This Courgette Green Bean Salad with Tahini Mint Dressing is a satisfying combination of taste and texture, perfect for a light Summer meal.
Ingredients:
- * 3 tbsp tahini
- * 1 tbsp apple cider vinegar
- * 1 tsp maple syrup
- * 1 tbsp finely chopped mint
- * 1/2 garlic clove, minced
- * 2-3 tbsp water to thin the dressing out
- * generou pinch of salt and pepper
Instructions:
- Heat a skillet over a medium high heat, add almonds and toast for just a couple of minutes giving them all a good shake as you go. When the almonds are golden and fragrant, quickly remove from the skillet and set aside.
- Return the skillet to the heat and reduce to medium. Add the olive oil to the pan, and then the courgette slices. Fry until both sides are golden, about 4-5 minutes.

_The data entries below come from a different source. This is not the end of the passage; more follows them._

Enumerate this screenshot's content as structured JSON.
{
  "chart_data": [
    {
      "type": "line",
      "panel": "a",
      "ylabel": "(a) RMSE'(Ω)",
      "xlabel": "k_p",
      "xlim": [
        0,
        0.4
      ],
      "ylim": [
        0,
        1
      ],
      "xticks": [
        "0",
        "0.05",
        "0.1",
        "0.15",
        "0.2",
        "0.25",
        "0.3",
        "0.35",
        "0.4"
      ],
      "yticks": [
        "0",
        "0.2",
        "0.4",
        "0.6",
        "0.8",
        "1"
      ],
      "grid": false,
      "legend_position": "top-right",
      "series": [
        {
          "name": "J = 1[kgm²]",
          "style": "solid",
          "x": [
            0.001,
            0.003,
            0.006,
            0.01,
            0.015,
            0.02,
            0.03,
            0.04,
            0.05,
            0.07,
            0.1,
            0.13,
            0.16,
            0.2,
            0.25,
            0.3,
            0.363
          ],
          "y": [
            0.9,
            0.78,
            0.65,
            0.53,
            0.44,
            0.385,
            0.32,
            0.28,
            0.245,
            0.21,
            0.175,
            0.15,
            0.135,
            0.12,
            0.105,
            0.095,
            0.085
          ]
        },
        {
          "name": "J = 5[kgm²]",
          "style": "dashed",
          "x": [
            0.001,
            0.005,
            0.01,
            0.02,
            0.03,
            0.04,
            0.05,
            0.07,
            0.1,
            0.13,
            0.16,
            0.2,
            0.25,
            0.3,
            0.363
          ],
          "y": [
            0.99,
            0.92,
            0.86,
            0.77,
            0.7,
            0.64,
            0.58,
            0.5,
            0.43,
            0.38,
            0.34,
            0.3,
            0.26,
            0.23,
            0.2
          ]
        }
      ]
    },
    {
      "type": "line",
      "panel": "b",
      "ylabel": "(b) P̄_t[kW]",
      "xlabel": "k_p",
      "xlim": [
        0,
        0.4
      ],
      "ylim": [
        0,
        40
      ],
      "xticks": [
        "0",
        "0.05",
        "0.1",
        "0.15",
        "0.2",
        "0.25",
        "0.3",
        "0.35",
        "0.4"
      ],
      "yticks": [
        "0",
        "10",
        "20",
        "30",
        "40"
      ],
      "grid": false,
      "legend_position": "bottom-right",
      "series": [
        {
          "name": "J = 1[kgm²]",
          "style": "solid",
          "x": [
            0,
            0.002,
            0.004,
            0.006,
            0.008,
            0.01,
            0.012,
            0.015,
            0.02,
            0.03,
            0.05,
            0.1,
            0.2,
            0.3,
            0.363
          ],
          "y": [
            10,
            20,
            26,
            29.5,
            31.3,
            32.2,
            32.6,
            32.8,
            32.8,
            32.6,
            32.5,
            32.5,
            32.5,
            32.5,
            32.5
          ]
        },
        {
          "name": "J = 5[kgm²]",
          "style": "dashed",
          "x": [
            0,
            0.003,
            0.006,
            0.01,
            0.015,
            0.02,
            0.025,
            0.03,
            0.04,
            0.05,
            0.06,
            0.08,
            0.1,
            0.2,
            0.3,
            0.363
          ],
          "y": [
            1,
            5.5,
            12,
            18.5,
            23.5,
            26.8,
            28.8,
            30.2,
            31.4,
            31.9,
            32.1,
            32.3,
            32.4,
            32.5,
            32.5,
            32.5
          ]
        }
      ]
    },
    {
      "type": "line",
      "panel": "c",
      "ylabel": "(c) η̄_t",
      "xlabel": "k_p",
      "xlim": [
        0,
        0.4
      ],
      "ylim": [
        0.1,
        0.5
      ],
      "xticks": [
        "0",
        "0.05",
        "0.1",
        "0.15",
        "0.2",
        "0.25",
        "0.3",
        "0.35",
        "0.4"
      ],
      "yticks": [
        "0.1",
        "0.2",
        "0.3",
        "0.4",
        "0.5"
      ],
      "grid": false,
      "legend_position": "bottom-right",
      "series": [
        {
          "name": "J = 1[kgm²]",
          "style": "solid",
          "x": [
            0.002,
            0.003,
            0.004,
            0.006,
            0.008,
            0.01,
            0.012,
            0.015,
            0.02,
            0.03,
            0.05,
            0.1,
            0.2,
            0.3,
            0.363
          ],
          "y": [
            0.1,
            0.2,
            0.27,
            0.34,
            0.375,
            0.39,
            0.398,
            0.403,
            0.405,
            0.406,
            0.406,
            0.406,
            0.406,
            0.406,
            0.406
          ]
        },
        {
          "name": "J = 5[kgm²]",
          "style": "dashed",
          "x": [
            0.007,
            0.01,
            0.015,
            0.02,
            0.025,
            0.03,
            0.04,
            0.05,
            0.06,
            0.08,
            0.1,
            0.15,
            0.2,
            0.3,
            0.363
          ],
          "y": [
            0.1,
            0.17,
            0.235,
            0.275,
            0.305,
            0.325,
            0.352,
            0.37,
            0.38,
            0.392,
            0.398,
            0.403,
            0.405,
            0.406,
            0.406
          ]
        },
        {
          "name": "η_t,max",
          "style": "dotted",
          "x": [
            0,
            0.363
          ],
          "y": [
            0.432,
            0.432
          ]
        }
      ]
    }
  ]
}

Remove the slices to a dish, squeeze over the lemon juice, sprinkle with chili flakes and set aside to cool.
- Bring a pot of water to the boil. Add green beans and blanch for just a minute. Drain, and immediately transfer to a bowl of iced water to refresh. Drain again, and set aside in the colander to dry out a little
- In a jug or jar, whisk together the tahini, vinegar and maple syrup. Add mint and garlic and mix. Thin the dressing out with water a little bit at a time, whisking between, until the desired consistency is reached. You want it to be creamy but not too thick, and not too thin!
- Arrange the salad leaves in a large, shallow serving dish. Top with the cooled courgettes and green beans, give everything a good mix. Finally sprinkle over the toasted almonds and drizzle with the tahini dressing.